Preserving the First Sale Doctrine in the Digital Age20 Apr, 2004 By: Holly J. Wagner
DVDStreamer.com's entrepreneurs, who earlier created a free software-based media player called Flashdust and are testing their new online rental business concept, believe their new model is covered by the First Sale doctrine. Others believe the service, which charges a $15-a-month subscription fee to stream DVDs to viewers over the Internet, falls afoul of the Digital Millennium Copyright Act (DMCA).
To the entrepreneurs, their business is no different than a brick-and-mortar video store, except that their movies get returned a lot faster because they are considered back on the shelf whenever a viewer finishes the stream. First Sale protects the business, they contend, because they maintain a 1:1 ratio — that is, they will only serve a title to as many viewers at one time as they have copies of that title on legally purchased DVDs.
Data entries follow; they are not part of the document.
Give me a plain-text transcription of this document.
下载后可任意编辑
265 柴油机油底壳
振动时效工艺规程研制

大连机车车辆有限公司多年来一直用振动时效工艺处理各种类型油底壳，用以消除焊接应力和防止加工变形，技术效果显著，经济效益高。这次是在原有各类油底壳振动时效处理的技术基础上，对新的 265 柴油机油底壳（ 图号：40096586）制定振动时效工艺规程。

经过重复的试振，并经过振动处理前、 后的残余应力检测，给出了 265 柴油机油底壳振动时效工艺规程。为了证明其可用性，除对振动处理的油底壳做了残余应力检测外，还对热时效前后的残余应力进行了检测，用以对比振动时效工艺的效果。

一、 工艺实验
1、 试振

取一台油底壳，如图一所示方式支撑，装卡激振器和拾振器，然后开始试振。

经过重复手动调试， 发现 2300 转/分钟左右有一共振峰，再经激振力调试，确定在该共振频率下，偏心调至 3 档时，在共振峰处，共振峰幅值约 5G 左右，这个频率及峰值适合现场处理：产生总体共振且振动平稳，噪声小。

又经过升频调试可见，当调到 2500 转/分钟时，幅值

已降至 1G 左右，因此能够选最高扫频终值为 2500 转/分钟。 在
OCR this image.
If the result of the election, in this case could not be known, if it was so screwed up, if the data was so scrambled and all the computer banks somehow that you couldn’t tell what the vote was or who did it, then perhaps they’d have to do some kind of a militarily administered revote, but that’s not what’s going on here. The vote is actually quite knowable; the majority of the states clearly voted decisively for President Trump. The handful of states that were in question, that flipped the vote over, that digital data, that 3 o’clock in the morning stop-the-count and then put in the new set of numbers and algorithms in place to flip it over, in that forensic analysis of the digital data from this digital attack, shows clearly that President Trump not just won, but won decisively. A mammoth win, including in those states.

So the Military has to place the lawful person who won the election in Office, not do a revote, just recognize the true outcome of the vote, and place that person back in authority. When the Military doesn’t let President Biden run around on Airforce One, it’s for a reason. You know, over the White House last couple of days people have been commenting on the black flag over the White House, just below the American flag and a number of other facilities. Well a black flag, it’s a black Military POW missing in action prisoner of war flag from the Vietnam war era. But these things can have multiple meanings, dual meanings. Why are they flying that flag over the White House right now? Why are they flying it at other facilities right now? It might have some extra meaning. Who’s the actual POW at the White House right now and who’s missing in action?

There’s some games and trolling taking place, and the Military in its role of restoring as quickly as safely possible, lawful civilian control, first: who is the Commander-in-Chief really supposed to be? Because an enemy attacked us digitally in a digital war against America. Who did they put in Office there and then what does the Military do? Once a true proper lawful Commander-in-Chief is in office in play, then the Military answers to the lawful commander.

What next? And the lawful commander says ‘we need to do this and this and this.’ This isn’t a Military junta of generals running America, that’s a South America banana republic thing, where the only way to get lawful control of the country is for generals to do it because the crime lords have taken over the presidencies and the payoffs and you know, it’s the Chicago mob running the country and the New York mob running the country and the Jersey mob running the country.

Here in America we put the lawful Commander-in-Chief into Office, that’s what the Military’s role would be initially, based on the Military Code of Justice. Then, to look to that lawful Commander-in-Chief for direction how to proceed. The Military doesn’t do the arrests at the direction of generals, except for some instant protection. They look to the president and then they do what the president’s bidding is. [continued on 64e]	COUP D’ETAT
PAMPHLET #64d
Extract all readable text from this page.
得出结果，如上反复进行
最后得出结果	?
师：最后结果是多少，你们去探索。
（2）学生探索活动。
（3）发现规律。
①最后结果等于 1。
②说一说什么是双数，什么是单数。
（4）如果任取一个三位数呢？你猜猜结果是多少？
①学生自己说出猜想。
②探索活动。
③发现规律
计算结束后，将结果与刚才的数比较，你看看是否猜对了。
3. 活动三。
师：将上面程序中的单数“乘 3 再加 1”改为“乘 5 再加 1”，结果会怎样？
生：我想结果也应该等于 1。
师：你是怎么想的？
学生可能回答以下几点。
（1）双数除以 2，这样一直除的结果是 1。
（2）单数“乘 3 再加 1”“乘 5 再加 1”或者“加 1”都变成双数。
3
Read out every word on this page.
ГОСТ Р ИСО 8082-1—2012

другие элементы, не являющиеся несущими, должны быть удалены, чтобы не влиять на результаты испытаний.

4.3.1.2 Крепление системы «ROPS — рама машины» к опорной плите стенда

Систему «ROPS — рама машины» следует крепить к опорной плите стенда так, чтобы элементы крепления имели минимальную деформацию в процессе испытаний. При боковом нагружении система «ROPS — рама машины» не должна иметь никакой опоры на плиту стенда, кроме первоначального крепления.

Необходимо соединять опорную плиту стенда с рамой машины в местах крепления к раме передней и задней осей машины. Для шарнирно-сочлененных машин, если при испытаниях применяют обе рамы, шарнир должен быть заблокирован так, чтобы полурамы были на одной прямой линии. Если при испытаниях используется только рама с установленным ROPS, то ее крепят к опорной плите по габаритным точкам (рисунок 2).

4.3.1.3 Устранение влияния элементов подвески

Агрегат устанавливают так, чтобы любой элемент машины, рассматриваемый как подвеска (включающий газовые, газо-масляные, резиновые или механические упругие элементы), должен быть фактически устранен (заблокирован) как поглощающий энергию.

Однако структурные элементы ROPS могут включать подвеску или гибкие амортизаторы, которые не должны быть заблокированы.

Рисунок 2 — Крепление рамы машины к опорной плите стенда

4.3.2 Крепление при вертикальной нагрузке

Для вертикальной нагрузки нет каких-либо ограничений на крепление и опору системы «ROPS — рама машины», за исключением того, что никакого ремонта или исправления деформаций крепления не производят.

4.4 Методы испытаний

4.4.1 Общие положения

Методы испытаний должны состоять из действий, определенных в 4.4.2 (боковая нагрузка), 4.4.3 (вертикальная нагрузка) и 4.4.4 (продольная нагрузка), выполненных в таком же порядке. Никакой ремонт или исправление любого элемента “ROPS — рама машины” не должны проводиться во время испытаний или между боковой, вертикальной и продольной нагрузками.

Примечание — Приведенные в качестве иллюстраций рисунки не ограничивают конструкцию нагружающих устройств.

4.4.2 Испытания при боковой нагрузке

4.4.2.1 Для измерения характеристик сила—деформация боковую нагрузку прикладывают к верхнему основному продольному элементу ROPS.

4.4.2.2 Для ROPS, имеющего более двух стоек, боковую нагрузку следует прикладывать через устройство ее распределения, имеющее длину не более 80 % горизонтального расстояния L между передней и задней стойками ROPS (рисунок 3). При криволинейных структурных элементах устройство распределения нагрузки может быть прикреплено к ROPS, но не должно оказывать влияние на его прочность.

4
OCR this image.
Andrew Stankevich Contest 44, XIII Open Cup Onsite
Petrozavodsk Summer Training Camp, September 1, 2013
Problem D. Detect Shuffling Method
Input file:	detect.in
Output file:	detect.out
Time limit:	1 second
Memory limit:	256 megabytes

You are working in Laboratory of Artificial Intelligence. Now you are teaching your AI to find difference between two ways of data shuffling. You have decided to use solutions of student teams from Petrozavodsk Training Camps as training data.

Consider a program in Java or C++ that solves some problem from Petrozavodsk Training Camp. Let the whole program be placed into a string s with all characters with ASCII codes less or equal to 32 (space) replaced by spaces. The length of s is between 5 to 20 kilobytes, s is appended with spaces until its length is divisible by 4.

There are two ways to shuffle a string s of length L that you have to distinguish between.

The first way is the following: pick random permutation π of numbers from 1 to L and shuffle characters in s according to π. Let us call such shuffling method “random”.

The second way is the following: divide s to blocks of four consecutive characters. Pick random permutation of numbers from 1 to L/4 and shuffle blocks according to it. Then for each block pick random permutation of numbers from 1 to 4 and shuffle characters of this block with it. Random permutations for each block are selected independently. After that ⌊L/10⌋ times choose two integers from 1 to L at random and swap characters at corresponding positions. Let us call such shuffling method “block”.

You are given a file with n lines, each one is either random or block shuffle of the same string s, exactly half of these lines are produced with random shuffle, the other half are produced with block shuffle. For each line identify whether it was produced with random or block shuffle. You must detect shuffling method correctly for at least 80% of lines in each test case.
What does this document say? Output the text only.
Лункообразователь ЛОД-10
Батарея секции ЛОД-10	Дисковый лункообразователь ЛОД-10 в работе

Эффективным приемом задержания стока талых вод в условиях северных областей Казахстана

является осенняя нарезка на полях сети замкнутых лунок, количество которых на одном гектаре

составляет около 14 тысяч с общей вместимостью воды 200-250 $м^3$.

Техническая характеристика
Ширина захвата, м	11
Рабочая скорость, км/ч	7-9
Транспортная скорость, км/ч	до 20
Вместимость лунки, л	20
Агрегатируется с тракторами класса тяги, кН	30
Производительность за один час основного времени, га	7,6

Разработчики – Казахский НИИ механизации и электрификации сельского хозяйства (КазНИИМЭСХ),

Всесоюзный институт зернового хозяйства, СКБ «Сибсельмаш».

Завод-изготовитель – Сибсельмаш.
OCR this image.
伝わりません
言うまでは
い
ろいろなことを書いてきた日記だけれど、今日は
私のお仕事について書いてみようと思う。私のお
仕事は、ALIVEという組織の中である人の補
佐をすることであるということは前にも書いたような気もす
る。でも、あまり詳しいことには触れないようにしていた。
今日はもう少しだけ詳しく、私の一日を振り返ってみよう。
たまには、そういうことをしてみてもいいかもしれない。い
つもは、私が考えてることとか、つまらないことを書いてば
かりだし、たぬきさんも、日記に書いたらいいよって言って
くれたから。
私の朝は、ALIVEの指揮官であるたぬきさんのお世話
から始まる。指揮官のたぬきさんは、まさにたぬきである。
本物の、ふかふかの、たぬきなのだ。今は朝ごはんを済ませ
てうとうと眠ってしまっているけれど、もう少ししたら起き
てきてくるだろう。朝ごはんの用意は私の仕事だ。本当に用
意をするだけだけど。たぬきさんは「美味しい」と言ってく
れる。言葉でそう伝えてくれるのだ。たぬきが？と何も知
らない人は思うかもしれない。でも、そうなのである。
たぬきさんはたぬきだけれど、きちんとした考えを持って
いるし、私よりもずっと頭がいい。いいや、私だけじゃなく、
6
They don't crack the copy protection or region codes to offer the service, and they don't advocate copying, they say.
That may sound like enough in theory, but the DMCA goes beyond earlier copyright law. The mere act of recompressing the data from a DVD to transmit it over the Internet may well be enough to persuade a court to shut the service down.
These things get fuzzy — pixilated, perhaps — in the digital world. If there were no DMCA, or if it was differently written, would the DVDStreamer people be on firmer ground? Possibly. Or not.
Several companies are in courts fighting to define what Fair Use means in the post-DMCA world. First Sale may well be the next battleground, especially as the used-disc trade gains steam. Like book publishers, studios will not be happy about others profiting from reselling studio products without paying the vig. Before video retailers get their knickers in a twist about a service that's experimenting with a new delivery system, it's important to look at the big picture.
You can't fault people for innovating, but maybe a little more legal homework was in order for DVDStreamer. Or maybe this company will end up fighting the battle to preserve First Sale for everyone.